Avrupa Birliği, sadece yukarıda belirtilen ekonomik özgürlükleri değil, aynı zamanda siyasal ve sosyal hak ve özgürlüklerin en etkin bir şekilde korunduğu ve gözetildiği bir toplum düzeni oluşturulmasını da savunmaktadır. İnsan hakları ve özgürlükleri, Avrupa Birliği’nin temel değer ve inanç sistemini oluşturur.

 

·                    Dayanışma. Özgürlüğün dayanışmayla tamamlanması gerekir; çünkü özgürlüğün sınırsızca ve düşüncesizce kullanılması her zaman başkalarının zararına işler. Bu nedenle Avrupa Birliği, kendi üyeleri arasındaki dayanışmayı temel bir ilke sayarak hem nimetlerin (yani refahın) hem de külfetlerin üyeleri arasında eşit ve adil biçimde paylaştırılması gereğine inanmaktadır.

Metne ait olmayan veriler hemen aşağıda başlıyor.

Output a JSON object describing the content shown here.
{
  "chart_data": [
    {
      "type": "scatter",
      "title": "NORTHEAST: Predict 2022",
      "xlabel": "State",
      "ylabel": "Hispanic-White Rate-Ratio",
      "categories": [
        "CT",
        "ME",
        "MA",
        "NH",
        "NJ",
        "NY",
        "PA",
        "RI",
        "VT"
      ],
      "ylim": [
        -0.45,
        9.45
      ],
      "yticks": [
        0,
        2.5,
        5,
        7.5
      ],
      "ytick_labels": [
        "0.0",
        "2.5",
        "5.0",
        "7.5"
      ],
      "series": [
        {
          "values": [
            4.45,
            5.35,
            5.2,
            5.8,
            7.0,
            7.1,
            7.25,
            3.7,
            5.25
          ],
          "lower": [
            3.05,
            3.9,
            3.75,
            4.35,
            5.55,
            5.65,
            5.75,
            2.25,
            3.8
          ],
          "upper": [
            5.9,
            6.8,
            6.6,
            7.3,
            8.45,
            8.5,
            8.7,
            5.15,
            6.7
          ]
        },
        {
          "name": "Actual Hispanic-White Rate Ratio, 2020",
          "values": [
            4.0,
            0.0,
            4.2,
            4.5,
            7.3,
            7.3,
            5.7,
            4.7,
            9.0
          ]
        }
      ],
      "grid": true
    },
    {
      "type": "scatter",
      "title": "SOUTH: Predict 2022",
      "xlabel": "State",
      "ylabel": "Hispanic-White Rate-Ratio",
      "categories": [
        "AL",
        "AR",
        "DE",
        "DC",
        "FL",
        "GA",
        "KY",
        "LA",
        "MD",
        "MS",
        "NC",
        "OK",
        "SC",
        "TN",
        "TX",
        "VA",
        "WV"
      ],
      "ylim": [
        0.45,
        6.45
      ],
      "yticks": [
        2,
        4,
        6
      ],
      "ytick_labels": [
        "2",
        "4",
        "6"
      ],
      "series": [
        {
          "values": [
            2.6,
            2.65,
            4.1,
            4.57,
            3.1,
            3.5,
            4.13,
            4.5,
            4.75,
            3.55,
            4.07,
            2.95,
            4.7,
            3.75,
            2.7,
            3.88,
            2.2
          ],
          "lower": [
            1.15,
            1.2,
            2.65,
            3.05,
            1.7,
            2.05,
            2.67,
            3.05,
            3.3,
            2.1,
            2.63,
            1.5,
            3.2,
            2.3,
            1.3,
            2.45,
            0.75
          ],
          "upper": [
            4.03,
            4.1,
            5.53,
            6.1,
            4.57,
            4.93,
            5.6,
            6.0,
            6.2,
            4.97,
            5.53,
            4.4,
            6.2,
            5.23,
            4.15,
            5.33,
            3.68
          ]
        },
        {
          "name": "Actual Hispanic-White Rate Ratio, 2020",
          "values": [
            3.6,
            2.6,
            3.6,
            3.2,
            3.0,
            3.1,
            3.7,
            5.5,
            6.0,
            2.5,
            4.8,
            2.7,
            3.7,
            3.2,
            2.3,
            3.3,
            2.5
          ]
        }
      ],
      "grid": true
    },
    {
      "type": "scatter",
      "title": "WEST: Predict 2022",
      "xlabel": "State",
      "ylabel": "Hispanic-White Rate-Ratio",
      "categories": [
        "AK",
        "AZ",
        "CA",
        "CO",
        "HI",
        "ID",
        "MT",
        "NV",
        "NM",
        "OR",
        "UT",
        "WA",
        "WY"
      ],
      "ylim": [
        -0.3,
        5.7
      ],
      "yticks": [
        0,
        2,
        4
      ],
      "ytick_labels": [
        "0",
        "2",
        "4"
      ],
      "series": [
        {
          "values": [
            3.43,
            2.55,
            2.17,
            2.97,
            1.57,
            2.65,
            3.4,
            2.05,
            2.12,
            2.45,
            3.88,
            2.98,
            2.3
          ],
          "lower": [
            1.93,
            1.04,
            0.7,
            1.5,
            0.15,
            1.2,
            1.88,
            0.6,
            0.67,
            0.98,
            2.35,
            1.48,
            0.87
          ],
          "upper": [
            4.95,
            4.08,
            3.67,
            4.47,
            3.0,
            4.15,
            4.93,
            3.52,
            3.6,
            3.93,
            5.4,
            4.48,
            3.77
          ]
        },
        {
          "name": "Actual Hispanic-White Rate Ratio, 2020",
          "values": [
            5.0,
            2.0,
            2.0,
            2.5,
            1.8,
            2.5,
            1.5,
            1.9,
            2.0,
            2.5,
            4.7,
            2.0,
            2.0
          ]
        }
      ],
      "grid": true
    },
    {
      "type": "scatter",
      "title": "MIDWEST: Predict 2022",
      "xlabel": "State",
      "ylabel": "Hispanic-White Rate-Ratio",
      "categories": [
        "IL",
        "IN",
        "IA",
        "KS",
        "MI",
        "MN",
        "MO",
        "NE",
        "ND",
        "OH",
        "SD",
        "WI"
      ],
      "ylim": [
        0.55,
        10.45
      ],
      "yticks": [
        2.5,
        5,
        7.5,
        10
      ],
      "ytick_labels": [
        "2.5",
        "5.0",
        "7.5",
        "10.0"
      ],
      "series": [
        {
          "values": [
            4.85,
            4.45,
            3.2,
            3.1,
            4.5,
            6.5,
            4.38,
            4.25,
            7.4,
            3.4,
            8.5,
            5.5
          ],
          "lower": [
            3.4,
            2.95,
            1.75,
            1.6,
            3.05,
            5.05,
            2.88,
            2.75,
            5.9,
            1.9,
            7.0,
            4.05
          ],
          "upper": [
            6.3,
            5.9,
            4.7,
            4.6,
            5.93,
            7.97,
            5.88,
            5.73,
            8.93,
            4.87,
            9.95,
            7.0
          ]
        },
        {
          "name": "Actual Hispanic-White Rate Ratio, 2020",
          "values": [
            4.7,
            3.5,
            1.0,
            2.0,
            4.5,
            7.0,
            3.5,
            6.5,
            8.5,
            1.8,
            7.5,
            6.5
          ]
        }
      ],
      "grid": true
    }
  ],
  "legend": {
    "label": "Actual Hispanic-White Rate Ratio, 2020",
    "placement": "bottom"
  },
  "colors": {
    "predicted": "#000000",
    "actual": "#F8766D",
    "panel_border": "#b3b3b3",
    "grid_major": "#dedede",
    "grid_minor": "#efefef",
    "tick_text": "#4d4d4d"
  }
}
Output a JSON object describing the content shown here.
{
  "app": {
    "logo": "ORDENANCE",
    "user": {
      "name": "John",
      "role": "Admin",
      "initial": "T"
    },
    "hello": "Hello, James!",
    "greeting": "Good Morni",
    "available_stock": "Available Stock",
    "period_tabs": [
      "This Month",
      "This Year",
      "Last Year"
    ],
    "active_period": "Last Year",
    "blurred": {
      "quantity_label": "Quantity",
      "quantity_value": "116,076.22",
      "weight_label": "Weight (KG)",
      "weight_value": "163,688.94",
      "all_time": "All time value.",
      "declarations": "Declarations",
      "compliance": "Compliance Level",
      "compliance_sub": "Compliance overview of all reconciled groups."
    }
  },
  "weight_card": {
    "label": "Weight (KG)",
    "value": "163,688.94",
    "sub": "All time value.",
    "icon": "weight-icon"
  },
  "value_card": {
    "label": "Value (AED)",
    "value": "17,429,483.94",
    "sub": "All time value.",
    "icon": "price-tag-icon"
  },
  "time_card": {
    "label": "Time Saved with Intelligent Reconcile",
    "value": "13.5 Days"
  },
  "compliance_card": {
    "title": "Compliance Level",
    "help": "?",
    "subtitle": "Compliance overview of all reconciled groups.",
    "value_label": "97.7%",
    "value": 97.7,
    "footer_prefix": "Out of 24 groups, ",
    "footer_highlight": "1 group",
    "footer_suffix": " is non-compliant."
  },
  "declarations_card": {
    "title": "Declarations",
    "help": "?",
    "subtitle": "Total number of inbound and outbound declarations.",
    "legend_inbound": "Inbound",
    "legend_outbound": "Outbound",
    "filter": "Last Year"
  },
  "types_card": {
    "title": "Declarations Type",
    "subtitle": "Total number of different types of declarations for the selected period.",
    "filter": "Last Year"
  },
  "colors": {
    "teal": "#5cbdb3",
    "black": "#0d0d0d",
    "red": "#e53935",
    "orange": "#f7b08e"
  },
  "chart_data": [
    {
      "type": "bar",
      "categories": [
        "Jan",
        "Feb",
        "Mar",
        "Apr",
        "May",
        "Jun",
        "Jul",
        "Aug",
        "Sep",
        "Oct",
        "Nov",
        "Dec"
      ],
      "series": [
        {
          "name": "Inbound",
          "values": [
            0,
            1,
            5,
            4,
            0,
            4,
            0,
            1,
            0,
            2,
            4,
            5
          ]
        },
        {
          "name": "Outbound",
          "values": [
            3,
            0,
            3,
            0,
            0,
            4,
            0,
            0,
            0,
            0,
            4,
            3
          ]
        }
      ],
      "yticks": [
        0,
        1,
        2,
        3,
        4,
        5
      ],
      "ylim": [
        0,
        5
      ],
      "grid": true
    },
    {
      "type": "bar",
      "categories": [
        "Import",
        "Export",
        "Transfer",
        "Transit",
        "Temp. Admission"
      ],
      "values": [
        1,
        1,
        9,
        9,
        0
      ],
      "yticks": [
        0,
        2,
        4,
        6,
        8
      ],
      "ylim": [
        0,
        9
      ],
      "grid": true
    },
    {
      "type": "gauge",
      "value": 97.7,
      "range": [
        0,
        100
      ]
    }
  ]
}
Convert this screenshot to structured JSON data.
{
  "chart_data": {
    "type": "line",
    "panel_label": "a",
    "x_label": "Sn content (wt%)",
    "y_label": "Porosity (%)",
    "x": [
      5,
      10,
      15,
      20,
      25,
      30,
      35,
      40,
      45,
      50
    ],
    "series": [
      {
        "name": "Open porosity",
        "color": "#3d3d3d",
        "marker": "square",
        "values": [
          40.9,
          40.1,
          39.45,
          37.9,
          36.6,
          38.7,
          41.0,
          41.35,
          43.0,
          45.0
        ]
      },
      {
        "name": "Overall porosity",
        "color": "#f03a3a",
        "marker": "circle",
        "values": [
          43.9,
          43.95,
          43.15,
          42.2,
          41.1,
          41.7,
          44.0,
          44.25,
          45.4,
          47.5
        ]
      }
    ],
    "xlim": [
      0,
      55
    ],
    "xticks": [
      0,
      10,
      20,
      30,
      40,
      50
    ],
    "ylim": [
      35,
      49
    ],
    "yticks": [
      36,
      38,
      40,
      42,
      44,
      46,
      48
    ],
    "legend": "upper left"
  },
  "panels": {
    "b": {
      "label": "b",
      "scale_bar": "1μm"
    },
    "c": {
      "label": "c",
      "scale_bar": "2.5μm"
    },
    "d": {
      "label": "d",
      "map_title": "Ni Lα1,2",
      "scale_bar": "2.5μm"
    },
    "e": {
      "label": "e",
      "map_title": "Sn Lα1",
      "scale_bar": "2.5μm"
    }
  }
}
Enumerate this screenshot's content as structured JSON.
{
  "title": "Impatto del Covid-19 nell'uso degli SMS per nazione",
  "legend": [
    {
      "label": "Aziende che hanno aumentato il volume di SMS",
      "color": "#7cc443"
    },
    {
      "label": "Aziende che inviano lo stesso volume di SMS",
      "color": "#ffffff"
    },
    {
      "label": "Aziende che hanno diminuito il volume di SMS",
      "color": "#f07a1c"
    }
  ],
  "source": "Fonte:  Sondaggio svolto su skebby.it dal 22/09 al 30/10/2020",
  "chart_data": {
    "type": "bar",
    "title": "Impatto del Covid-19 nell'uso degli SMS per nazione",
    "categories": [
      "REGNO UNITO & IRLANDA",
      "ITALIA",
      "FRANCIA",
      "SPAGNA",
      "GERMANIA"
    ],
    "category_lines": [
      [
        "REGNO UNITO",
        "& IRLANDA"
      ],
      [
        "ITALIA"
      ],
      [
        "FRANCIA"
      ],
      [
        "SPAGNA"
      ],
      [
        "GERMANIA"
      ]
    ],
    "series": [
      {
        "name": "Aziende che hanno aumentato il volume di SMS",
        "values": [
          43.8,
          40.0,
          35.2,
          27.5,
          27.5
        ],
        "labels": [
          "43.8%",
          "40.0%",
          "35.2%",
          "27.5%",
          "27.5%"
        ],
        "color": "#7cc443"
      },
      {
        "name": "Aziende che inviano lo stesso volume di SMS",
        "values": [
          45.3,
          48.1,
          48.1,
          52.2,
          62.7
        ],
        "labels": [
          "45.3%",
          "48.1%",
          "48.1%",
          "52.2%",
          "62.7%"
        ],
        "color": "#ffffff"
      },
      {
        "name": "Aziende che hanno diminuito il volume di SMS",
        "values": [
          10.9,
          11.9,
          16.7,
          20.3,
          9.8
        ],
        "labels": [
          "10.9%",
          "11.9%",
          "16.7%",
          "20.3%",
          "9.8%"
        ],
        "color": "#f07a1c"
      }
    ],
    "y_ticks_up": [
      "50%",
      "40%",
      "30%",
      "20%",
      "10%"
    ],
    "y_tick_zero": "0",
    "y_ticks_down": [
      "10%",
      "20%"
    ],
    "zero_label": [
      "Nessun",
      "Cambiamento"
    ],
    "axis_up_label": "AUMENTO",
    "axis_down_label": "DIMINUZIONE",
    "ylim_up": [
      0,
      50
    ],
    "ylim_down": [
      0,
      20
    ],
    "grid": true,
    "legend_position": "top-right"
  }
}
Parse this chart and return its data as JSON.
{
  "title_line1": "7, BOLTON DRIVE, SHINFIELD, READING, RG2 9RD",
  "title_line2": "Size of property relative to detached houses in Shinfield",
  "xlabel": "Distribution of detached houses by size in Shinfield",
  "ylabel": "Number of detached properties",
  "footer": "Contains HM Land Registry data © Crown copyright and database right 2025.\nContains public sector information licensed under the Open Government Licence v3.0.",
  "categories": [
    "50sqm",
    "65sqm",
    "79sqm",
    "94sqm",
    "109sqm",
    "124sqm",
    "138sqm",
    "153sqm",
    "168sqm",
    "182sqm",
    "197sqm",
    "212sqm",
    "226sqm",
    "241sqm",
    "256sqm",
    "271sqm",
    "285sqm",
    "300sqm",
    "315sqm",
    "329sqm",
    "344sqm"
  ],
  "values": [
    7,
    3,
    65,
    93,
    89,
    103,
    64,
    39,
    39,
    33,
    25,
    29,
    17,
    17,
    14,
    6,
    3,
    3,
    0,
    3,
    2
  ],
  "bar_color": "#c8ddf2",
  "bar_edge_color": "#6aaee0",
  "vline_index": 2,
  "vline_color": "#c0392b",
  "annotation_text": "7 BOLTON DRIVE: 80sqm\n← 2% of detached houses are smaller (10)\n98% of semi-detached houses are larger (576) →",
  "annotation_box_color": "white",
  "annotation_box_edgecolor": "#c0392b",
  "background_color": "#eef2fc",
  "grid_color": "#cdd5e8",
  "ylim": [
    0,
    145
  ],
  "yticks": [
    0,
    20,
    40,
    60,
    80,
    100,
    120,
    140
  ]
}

· Güvenlik. Güvenlik ihtiyacı, Avrupa Birliği’nin temel değerlerinden bir diğeridir. Avrupa Birliği vatandaşlarının barış içinde yaşamaları ancak etkin bir güvenlik politikası ile mümkündür. Ancak güvenlik için barış tek başına yetmez. Bireylerin ve kurumların ekonomik karar ve tercihlerini de istikrarlı bir ortamda yapmaları da önem taşır.


 

[i] Topluluk hukuku ve Topluluk hukukunun kaynakları hakkında ayrıntılı bilgi için bkz., T.C. Başbakanlık Dış Ticaret Müsteşarlığı, a.g.e., Borchardt, “Topluluk Hukukunun ABC’si”, Tuğrul Arat, “Avrupa Toplulukları Hukuku”, Avrupa Birliği El Kitabı, Ankara: Türkiye Cumhuriyeti Merkez Bankası, 1995, ss. 29-52 ve http://www.deltur.cec.eu.int.

[ii] Bu kısımda sunulan bilgiler şu kaynaklardan derlenmiştir: Avrupa Birliği Avrupa Komisyonu Türkiye Temsilciliği, AB Kurumları, Ankara, 2000, Avrupa Birliği Avrupa Komisyonu Türkiye Temsilciliği internet sayfası (http://www.deltur.cec.eu.int), Borchardt, “Topluluk Hukukunun ABC’si”, Bozkurt, a.g.m., Yeltin, a.g.m. ve Erçin, a.g.m. Ayrıca, bkz. T.C. Başbakanlık Dış Ticaret Müsteşarlığı, a.g.e. ve Karluk, a.g.e.

[iii] 2007 yılında üye olmaları halinde Romanya’nın Konsey’deki oyu 14, Bulgaristan’ın ise 10 olarak belirlenmiştir.

[iv] Tam üye olmaları durumunda Avrupa Parlamentosu’ndaki üye sayısı Romanya’nın 33, Bulgaristan’ın ise 17 olacaktır.